Assalamu’alaikum Warahmatullahi Wabarakatuh
Bismillahir-Rahmanir-Rahim
1. Mukaddimah
Secara psikologis, manusia memiliki apa yang disebut dengan "kelaparan eksistensial"—sebuah ruang kosong di dalam jiwa yang tidak bisa diisi sendirian. Pria secara natural memiliki struktur otak yang dominan pada pemecahan masalah dan logika, namun seringkali kering secara afektif. Sementara wanita memiliki kepekaan emosional yang meluap, namun membutuhkan rasa aman dan arah kepemimpinan yang stabil. Fenomena ini disebut Simbiosis Spiritual. Ketika keduanya bertemu, terjadi sinkronisasi hormon oksitosin yang menurunkan stres. Inilah desain Ilahi: kita diciptakan "kurang" agar kita merasa "cukup" saat bersama pasangan.
Dalil Al-Qur’an dan Hadis
وَمِنْ ءَايَٰتِهِۦٓ أَنْ خَلَقَ لَكُم مِّنْ أَنفُسِكُمْ أَزْوَٰجًا لِّتَسْكُنُوٓا۟ إِلَيْهَا
"Dan di antara tanda-tanda kekuasaan-Nya ialah Dia menciptakan untukmu isteri-isteri dari jenismu sendiri, supaya kamu cenderung dan merasa tenteram (Sakinah) kepadanya." (QS. Ar-Rum: 21)
الدُّنْيَا مَتَاعٌ وَخَيْرُ مَتَاعِ الدُّنْيَا الْمَرْأَةُ الصَّالِحَةُ
"Dunia adalah perhiasan, dan sebaik-baik perhiasan dunia adalah wanita yang saleha." (HR. Muslim)
2. Pelajaran dan Pesan
Sakinah bukanlah tidak adanya konflik, melainkan adanya tempat untuk pulang. Jangan menuntut pasanganmu sempurna, karena justru kekurangannyalah yang menjadi alasan mengapa engkau ada di sisinya. Pria hadir untuk memimpin dengan perlindungan, dan wanita hadir untuk melembutkan dengan kasih sayang. Jika keduanya saling merasa "lebih", maka yang lahir adalah persaingan. Namun jika keduanya merasa "kurang", maka yang lahir adalah persatuan.
Pernah diceritakan tentang seorang syekh yang istrinya sangat pemarah. Namun sang syekh selalu tersenyum. Seseorang bertanya, "Mengapa engkau begitu sabar?" Beliau menjawab, "Allah memberiku ilmu dan kepemimpinan, tapi Dia memberiku istri ini agar aku belajar kelembutan dan kesabaran. Tanpa amarahnya, aku mungkin menjadi pria yang sombong. Dia adalah 'sakinah' dalam bentuk ujian yang menyempurnakan akhlakku." Di sinilah kita sadar, ketenteraman seringkali hadir lewat proses saling memaafkan.
Hubungan suami istri ibarat sepasang sepatu. Keduanya tidak ada yang serupa; ada yang kiri dan ada yang kanan. Jika Anda mencoba memakai dua sepatu kanan, Anda tidak akan bisa berjalan jauh.
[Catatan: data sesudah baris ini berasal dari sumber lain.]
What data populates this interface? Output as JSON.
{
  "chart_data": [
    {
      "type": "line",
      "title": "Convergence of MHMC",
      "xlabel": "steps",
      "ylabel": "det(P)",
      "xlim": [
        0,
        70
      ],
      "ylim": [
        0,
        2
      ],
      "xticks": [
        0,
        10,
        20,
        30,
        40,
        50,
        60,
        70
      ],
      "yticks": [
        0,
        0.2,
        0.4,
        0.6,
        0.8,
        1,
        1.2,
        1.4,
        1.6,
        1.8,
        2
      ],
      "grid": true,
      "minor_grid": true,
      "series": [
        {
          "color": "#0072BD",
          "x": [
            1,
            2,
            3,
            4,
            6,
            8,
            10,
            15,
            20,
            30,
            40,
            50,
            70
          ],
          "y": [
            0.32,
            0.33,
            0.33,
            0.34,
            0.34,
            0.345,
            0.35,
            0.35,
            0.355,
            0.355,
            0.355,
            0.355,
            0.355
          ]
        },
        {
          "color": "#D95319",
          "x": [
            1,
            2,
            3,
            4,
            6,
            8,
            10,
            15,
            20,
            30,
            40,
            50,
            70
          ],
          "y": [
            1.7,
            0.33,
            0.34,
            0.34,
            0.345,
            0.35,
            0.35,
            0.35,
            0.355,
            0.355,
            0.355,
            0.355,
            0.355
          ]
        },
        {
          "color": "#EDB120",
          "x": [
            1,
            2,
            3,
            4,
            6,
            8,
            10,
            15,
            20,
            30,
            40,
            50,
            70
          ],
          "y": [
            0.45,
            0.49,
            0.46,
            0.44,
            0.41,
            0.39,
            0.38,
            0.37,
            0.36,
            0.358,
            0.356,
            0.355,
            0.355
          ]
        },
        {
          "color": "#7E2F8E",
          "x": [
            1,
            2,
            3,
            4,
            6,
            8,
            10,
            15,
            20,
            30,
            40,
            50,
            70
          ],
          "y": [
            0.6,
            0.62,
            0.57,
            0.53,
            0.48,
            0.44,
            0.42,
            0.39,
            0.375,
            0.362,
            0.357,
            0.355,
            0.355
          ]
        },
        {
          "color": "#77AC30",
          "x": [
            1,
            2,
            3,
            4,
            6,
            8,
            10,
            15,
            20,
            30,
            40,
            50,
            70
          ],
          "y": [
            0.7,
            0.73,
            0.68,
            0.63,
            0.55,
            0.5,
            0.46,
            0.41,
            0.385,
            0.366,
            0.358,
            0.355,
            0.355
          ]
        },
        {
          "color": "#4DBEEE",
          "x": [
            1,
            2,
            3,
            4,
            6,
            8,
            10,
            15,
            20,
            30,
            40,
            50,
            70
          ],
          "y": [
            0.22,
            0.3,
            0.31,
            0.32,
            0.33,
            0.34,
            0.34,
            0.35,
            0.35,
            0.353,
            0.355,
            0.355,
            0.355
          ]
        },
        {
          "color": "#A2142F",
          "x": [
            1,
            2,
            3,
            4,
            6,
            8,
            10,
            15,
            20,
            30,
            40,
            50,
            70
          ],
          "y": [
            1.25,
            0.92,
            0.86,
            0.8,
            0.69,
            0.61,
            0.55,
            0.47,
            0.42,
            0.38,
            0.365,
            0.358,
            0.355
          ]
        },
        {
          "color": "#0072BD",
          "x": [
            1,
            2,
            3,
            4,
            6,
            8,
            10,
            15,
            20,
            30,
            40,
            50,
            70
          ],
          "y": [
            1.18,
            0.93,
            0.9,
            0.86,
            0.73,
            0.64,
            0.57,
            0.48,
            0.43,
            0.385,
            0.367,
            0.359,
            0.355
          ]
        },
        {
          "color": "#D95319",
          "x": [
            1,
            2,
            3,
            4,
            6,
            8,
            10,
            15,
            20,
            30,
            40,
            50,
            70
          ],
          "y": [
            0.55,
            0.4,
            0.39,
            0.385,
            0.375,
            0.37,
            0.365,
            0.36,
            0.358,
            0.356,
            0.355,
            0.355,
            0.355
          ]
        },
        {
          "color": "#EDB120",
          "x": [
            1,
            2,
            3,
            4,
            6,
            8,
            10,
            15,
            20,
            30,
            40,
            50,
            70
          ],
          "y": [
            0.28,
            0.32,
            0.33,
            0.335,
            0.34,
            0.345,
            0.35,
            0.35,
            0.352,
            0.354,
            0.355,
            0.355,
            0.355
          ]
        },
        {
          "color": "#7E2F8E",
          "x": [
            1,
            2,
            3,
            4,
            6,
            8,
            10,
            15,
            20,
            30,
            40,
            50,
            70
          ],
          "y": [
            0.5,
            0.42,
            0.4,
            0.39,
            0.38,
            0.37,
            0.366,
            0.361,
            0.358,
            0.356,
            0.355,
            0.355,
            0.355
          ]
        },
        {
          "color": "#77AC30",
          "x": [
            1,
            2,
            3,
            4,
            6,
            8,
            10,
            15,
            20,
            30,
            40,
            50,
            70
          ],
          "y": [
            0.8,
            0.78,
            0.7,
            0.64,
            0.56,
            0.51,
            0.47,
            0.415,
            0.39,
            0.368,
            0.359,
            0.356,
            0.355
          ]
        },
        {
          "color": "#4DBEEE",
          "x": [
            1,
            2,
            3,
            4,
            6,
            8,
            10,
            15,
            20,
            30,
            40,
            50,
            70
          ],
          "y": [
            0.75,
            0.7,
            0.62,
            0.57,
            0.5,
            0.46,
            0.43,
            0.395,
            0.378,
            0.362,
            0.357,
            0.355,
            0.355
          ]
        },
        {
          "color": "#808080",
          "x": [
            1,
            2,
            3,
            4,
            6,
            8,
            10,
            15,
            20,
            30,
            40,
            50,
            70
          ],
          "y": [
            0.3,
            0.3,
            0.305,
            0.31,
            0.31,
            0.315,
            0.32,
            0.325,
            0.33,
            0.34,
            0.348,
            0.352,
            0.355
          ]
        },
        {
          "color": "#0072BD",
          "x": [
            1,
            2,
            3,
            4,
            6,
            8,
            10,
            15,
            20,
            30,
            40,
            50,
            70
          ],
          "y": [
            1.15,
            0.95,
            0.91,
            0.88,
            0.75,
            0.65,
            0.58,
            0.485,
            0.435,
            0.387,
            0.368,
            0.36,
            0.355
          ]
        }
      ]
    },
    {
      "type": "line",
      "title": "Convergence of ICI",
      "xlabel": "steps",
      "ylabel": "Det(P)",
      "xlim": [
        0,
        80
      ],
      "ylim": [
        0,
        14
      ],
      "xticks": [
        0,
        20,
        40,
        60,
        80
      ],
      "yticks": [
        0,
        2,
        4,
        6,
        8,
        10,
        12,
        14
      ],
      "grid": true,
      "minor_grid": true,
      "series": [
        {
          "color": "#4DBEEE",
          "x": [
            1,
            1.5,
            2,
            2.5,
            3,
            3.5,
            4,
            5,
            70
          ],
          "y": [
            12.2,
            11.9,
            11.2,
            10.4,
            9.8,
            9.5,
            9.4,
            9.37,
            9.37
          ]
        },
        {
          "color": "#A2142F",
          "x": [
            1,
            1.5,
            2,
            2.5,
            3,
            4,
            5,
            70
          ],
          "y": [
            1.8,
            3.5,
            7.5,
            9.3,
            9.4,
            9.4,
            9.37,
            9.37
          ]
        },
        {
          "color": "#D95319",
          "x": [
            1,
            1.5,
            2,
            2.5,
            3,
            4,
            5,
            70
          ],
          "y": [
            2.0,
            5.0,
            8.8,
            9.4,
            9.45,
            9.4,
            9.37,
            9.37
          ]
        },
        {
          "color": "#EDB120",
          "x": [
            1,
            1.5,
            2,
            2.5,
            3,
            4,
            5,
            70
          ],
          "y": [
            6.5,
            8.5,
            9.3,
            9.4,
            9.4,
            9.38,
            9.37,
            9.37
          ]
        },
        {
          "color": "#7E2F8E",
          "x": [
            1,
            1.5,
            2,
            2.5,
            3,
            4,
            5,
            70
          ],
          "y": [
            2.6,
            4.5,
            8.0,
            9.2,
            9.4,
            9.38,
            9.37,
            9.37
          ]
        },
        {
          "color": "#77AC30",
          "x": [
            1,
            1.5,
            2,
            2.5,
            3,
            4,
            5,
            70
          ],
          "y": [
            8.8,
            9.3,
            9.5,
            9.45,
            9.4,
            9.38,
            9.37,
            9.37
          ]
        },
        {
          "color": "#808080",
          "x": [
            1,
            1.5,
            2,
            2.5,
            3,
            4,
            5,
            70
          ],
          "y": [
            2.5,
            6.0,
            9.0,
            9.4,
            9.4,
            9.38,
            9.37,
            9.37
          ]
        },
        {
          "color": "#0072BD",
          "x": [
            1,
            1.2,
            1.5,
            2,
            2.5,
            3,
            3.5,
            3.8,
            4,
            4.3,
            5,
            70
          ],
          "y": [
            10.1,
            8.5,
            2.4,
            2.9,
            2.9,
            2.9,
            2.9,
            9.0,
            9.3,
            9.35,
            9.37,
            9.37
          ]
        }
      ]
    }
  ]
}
Justru karena mereka "tidak sama" dan memiliki bentuk yang berbeda, mereka bisa melangkah seirama, melindungi kaki dari duri, dan mencapai tujuan bersama. Keberhasilan bukan pada "kesamaan", tapi pada "keserasian".
Ada suami yang bertanya pada istrinya, "Sayang, kenapa kamu kalau marah panjang sekali bicaranya?" Istrinya menjawab, "Itu karena aku sedang melengkapi kekurangan logikamu yang pendek dengan perasaanku yang panjang!" Suaminya tersenyum dan menyahut, "Oh, pantas saja aku jadi 'tenteram', soalnya kalau kamu bicara, aku jadi tidak punya kesempatan untuk salah!" Itulah indahnya rumah tangga, selama ada tawa, masalah berat akan terasa ringan.
3. Kesimpulan dan Penutup
Saudara dan saudari , Sakinah adalah desain Ilahi yang sangat teliti. Pria melengkapi dahaga emosionalnya pada wanita, dan wanita melengkapi kebutuhan kepemimpinannya pada pria. Kita adalah dua kepingan puzzle yang berbeda bentuk namun satu gambar. Mari kita jaga ketenteraman ini dengan saling cenderung, saling mencintai, dan saling menghargai peran masing-masing sesuai fitrah.
Semoga rumah tangga kita menjadi miniatur surga yang penuh dengan kedamaian.
والله أعلم بالصواب
الحمد لله رب العالمين
Wassalamu’alaikum Warahmatullahi Wabarakatuh.